Congratulations to Carroll's Department of Human Movement Sciences, which received several awards at the National Strength and Conditioning Association (NSCA) conference in July. More than 2,000 people were present at the conference, either in-person or online.
Assistant Human Performance Coach Conor Cantwell received the Master’s Student Research Award for Outstanding Podium Abstract Presentation. Cantwell was recognized for his presentation on multi-set accentuated eccentric loading during squats. This is the second consecutive year that a graduate student from Carroll has received this research award at the national conference.

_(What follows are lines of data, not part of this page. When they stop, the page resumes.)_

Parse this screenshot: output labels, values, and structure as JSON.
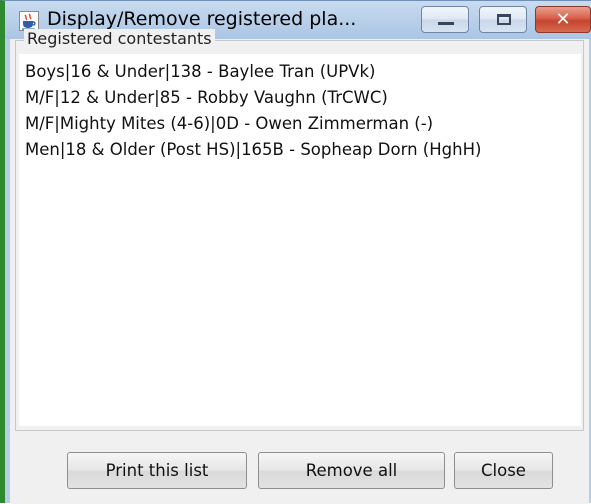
{
  "window": {
    "title": "Display/Remove registered pla...",
    "app_icon": "java-cup-icon",
    "controls": {
      "minimize_icon": "minimize-icon",
      "maximize_icon": "maximize-icon",
      "close_icon": "close-icon",
      "close_glyph": "✕"
    }
  },
  "group": {
    "title": "Registered contestants"
  },
  "contestants": [
    "Boys|16 & Under|138 - Baylee Tran (UPVk)",
    "M/F|12 & Under|85 - Robby Vaughn (TrCWC)",
    "M/F|Mighty Mites (4-6)|0D - Owen Zimmerman (-)",
    "Men|18 & Older (Post HS)|165B - Sopheap Dorn (HghH)"
  ],
  "buttons": {
    "print": "Print this list",
    "remove_all": "Remove all",
    "close": "Close"
  },
  "colors": {
    "titlebar": "#b9d0ea",
    "client_background": "#f0f0f0",
    "close_button": "#c3452f"
  }
}
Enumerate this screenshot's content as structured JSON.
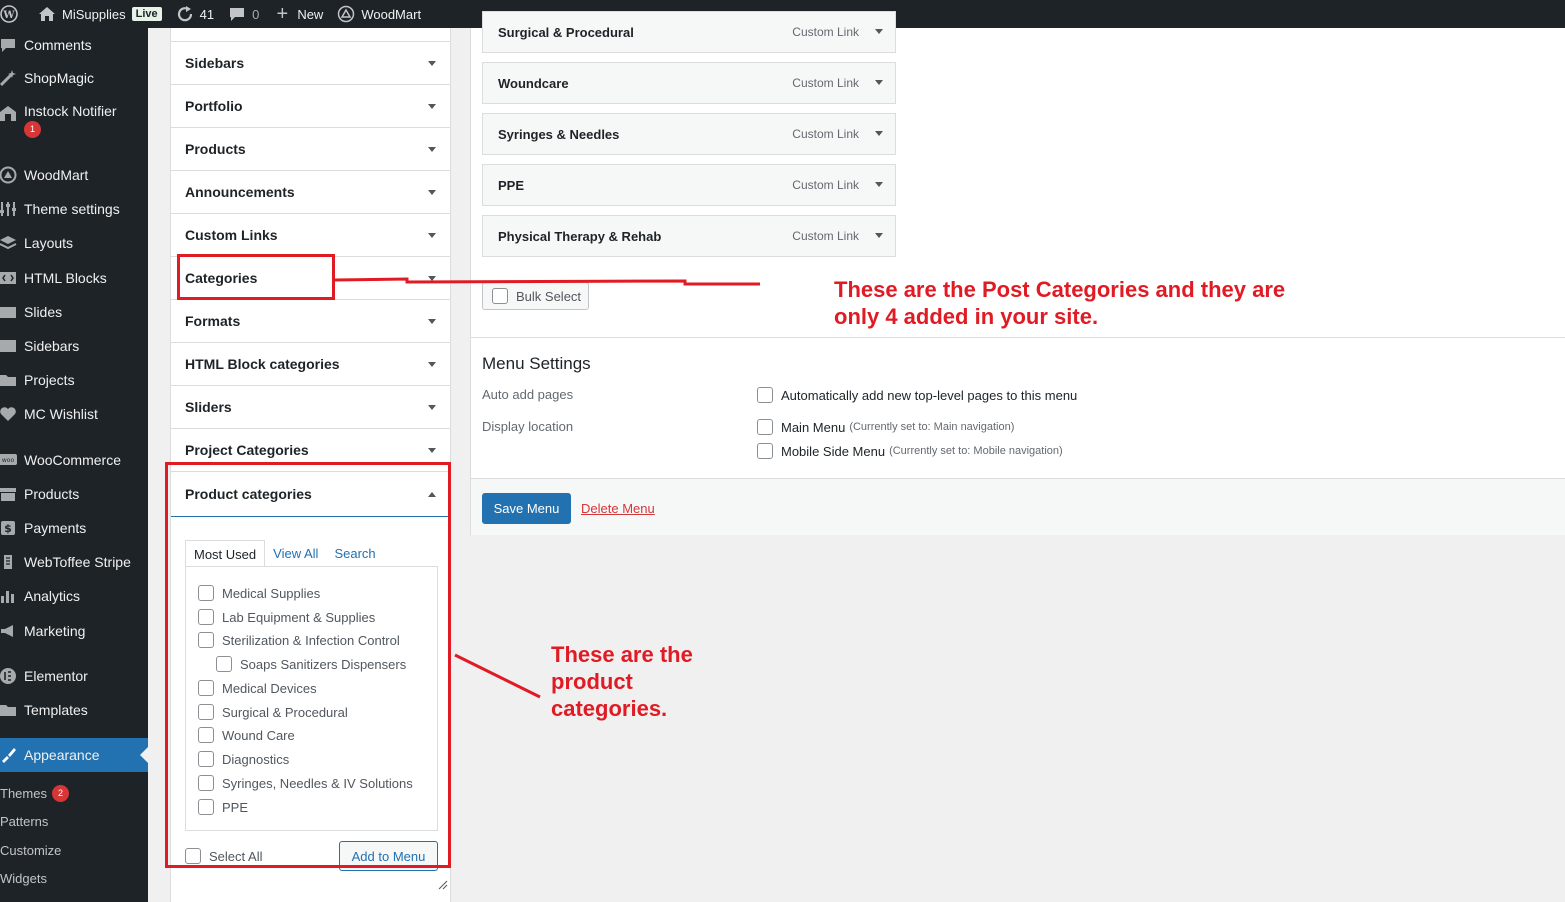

Dr. Tim Suchomel, director for Carroll's Sport Physiology and Performance Coaching graduate program, also won the Terry J. Housh Outstanding Young Investigator Award at the conference. Suchomel has published 9 book chapters and over 90 peer-reviewed journal articles on topics that include weightlifting movements and their derivatives, strength and power development and athlete monitoring. He is a Certified Strength and Conditioning Specialist® with Distinction (CSCS,*D®) and Registered Strength and Conditioning Coach (RSCC) through the NSCA.

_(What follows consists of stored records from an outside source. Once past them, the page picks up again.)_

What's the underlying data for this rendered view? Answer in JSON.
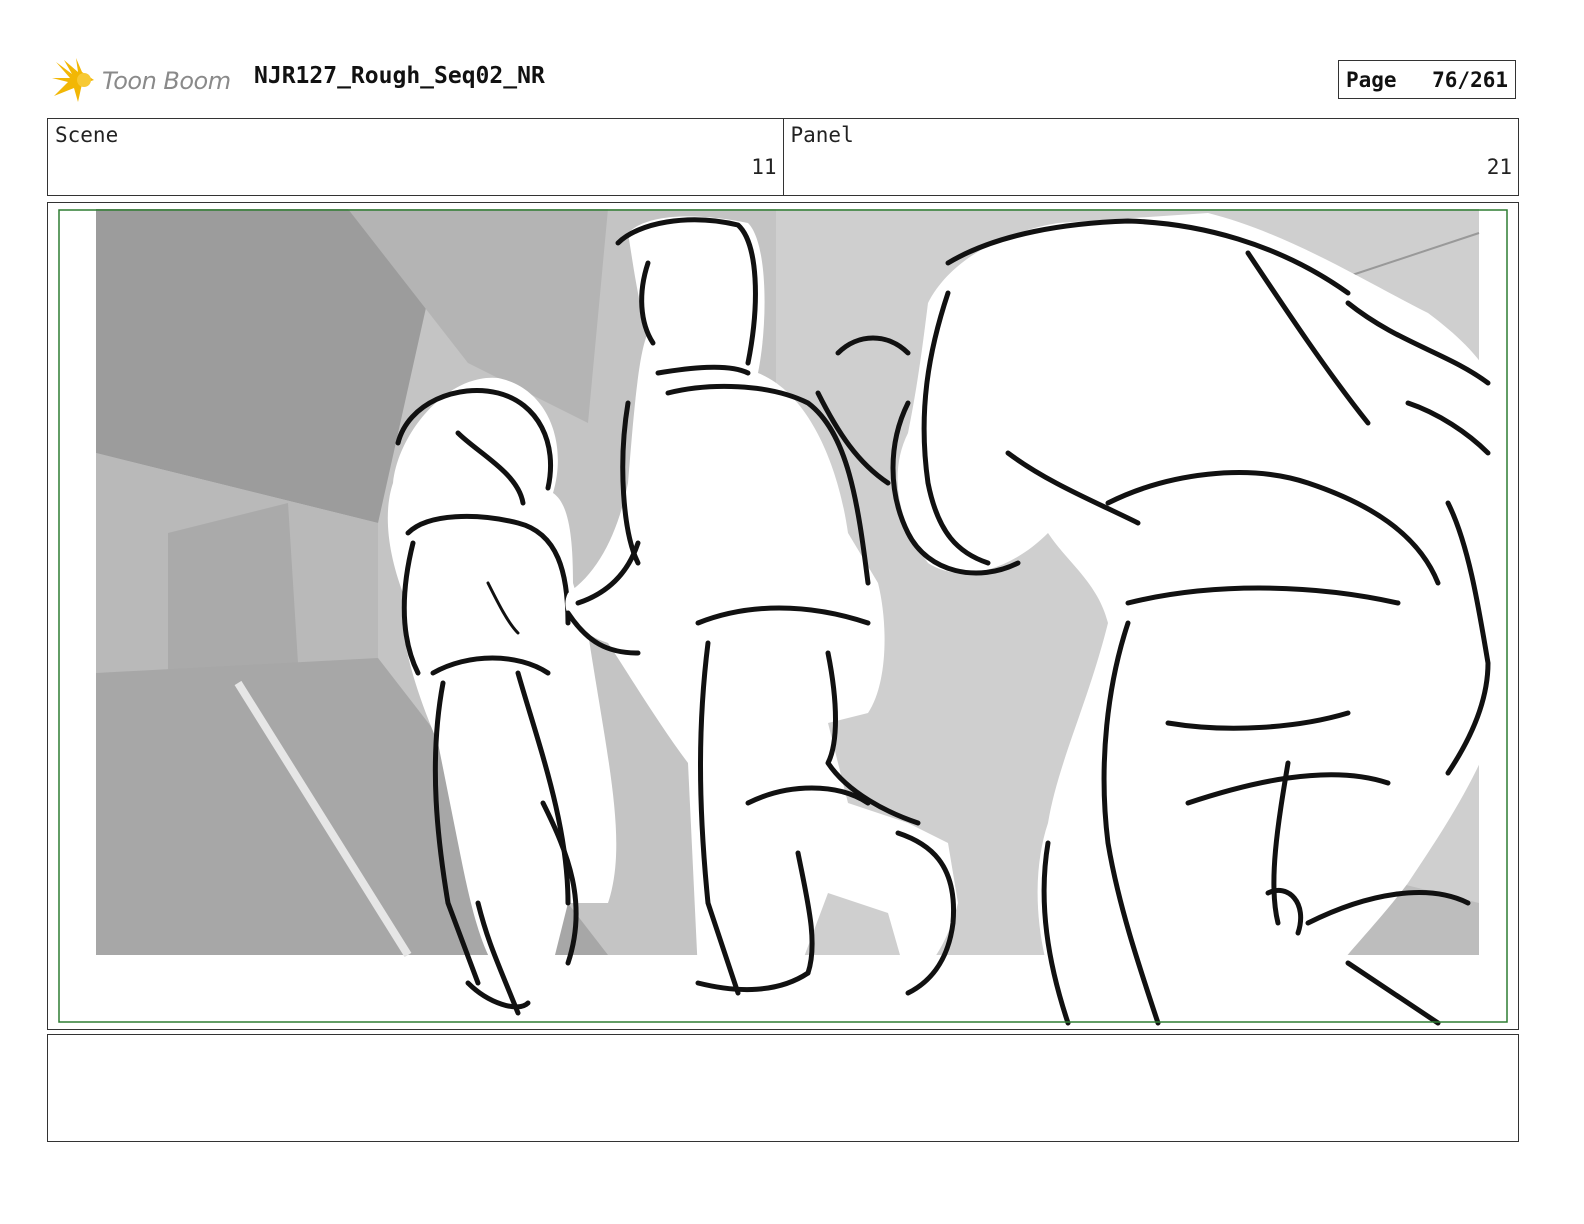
{
  "header": {
    "logo_text": "Toon Boom",
    "document_title": "NJR127_Rough_Seq02_NR",
    "page_label": "Page",
    "page_number": "76/261"
  },
  "info": {
    "scene_label": "Scene",
    "scene_value": "11",
    "panel_label": "Panel",
    "panel_value": "21"
  },
  "colors": {
    "safe_frame": "#2e7d32",
    "background_render": "#c2c2c2",
    "sky": "#9a9a9a",
    "logo_star": "#f2b705"
  }
}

In addition, coach Michael Nitka was presented with the Body Epley Lifetime Achievement Award. Nitka is an adjunct professor in the Exercise Science Department and has been a member of the NSCA since 1985. Nitka has served the NSCA as a speaker, volunteer, official international representative, reviewer, editor and author. He has chaired several committees and served twice on the Board of Directors.
Carroll was well-represented at the NSCA conference, with 10 graduate students either presenting or contributing to research abstracts – the most that Carroll has ever had at the national conference. Every participating student either presented an individual research abstract or was part of an abstract.

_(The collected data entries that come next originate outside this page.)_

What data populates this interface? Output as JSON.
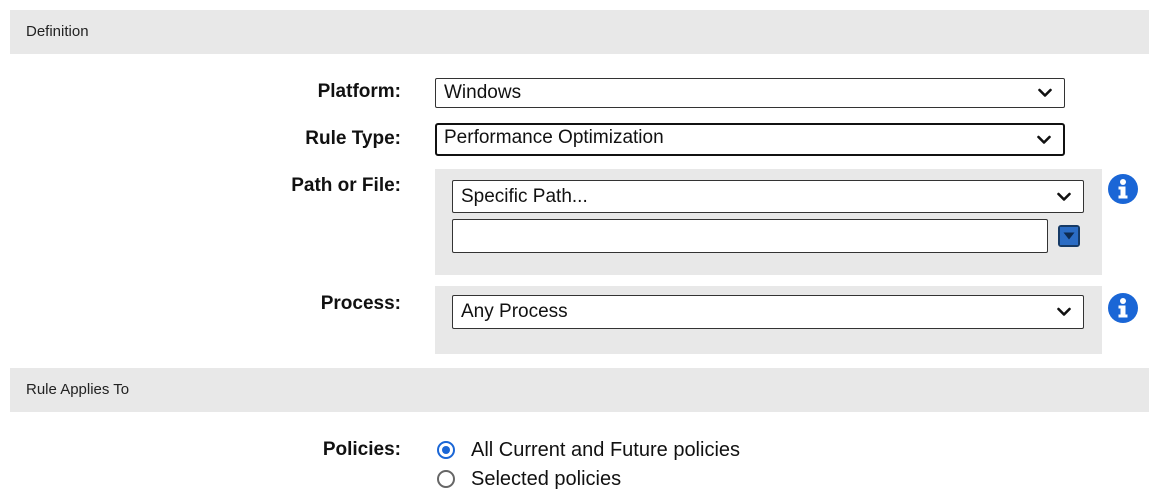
{
  "sections": {
    "definition": "Definition",
    "rule_applies_to": "Rule Applies To"
  },
  "fields": {
    "platform": {
      "label": "Platform:",
      "value": "Windows"
    },
    "rule_type": {
      "label": "Rule Type:",
      "value": "Performance Optimization"
    },
    "path_or_file": {
      "label": "Path or File:",
      "value": "Specific Path...",
      "path_input_value": ""
    },
    "process": {
      "label": "Process:",
      "value": "Any Process"
    },
    "policies": {
      "label": "Policies:",
      "options": [
        {
          "label": "All Current and Future policies",
          "checked": true
        },
        {
          "label": "Selected policies",
          "checked": false
        }
      ]
    }
  },
  "icons": {
    "info": "info-icon",
    "browse": "dropdown-browse-icon",
    "chevron": "chevron-down-icon"
  },
  "colors": {
    "section_bg": "#e8e8e8",
    "info_blue": "#1a66d6",
    "radio_selected": "#1a66d6"
  }
}
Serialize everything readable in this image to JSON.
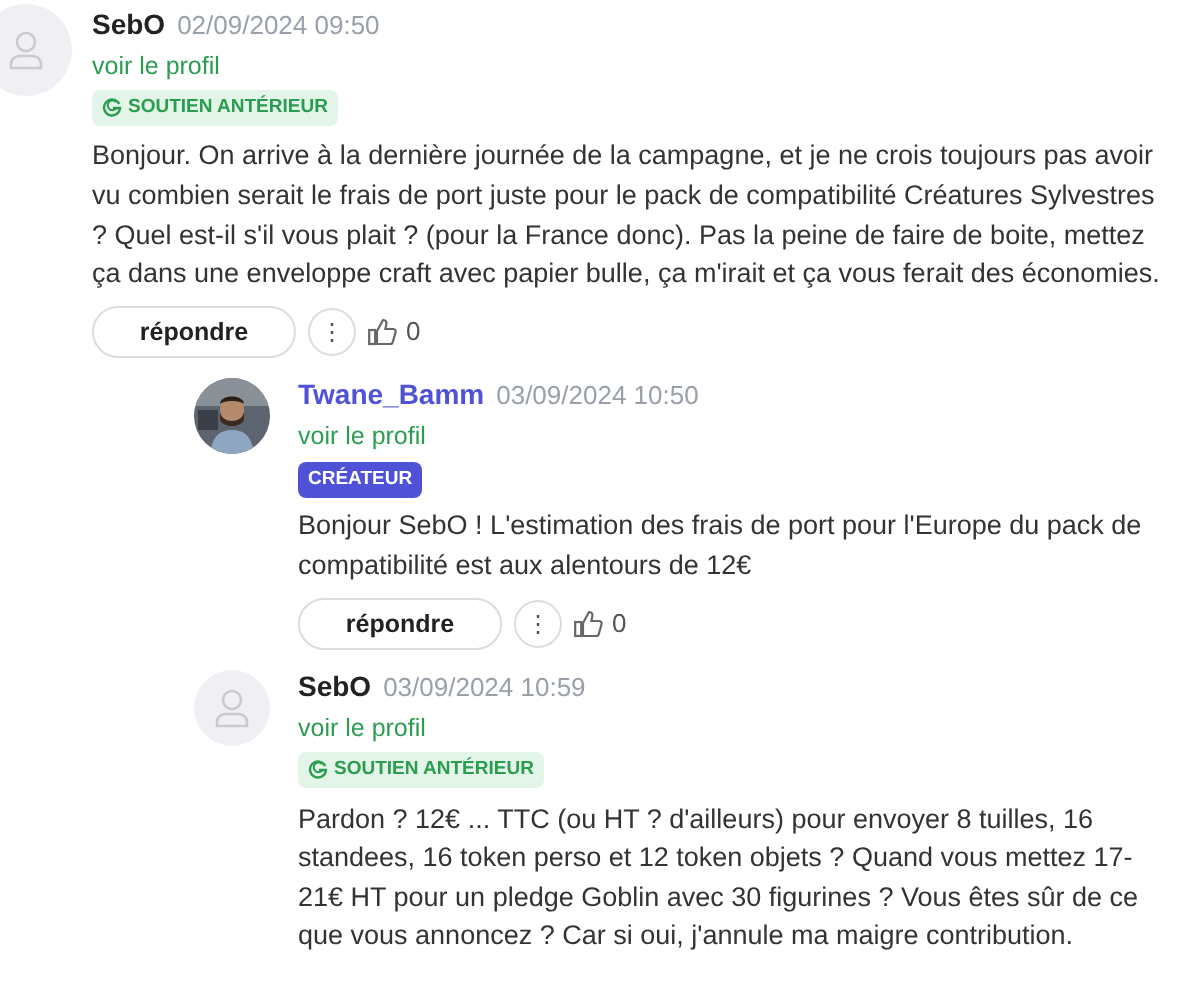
{
  "comments": [
    {
      "author": "SebO",
      "date": "02/09/2024 09:50",
      "profile_link": "voir le profil",
      "avatar": {
        "kind": "placeholder"
      },
      "badge": {
        "kind": "supporter",
        "label": "SOUTIEN ANTÉRIEUR"
      },
      "text": "Bonjour. On arrive à la dernière journée de la campagne, et je ne crois toujours pas avoir vu combien serait le frais de port juste pour le pack de compatibilité Créatures Sylvestres ? Quel est-il s'il vous plait ? (pour la France donc). Pas la peine de faire de boite, mettez ça dans une enveloppe craft avec papier bulle, ça m'irait et ça vous ferait des économies.",
      "actions": {
        "reply": "répondre",
        "more": "⋮",
        "likes": "0"
      },
      "children": [
        {
          "author": "Twane_Bamm",
          "date": "03/09/2024 10:50",
          "profile_link": "voir le profil",
          "badge": {
            "kind": "creator",
            "label": "CRÉATEUR"
          },
          "text": "Bonjour SebO ! L'estimation des frais de port pour l'Europe du pack de compatibilité est aux alentours de 12€",
          "actions": {
            "reply": "répondre",
            "more": "⋮",
            "likes": "0"
          }
        },
        {
          "author": "SebO",
          "date": "03/09/2024 10:59",
          "profile_link": "voir le profil",
          "avatar": {
            "kind": "placeholder"
          },
          "badge": {
            "kind": "supporter",
            "label": "SOUTIEN ANTÉRIEUR"
          },
          "text": "Pardon ? 12€ ... TTC (ou HT ? d'ailleurs) pour envoyer 8 tuilles, 16 standees, 16 token perso et 12 token objets ? Quand vous mettez 17-21€ HT pour un pledge Goblin avec 30 figurines ? Vous êtes sûr de ce que vous annoncez ? Car si oui, j'annule ma maigre contribution."
        }
      ]
    }
  ]
}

It’s no surprise that the job placement rate for the Department of Human Movement Sciences program is on the rise. Students have secured exercise science jobs with professional sports teams like the San Francisco Giants and Chicago Fire Football Club, and one alumnus is now a sports scientist at the University of Oregon. Of the most recent cohort, five of the eight students already have full-time jobs while the remaining students are in the job interview stage.
“There simply aren’t any other programs in the state that are doing the work that we’re doing,” said Suchomel. “Our graduate students are unique because students get exposed to the professional work that they will do in the field.”
Next year, Suchomel says that Carroll will likely contribute even more abstracts to the NCSA conference, due to the sheer volume of students who are hungry for research.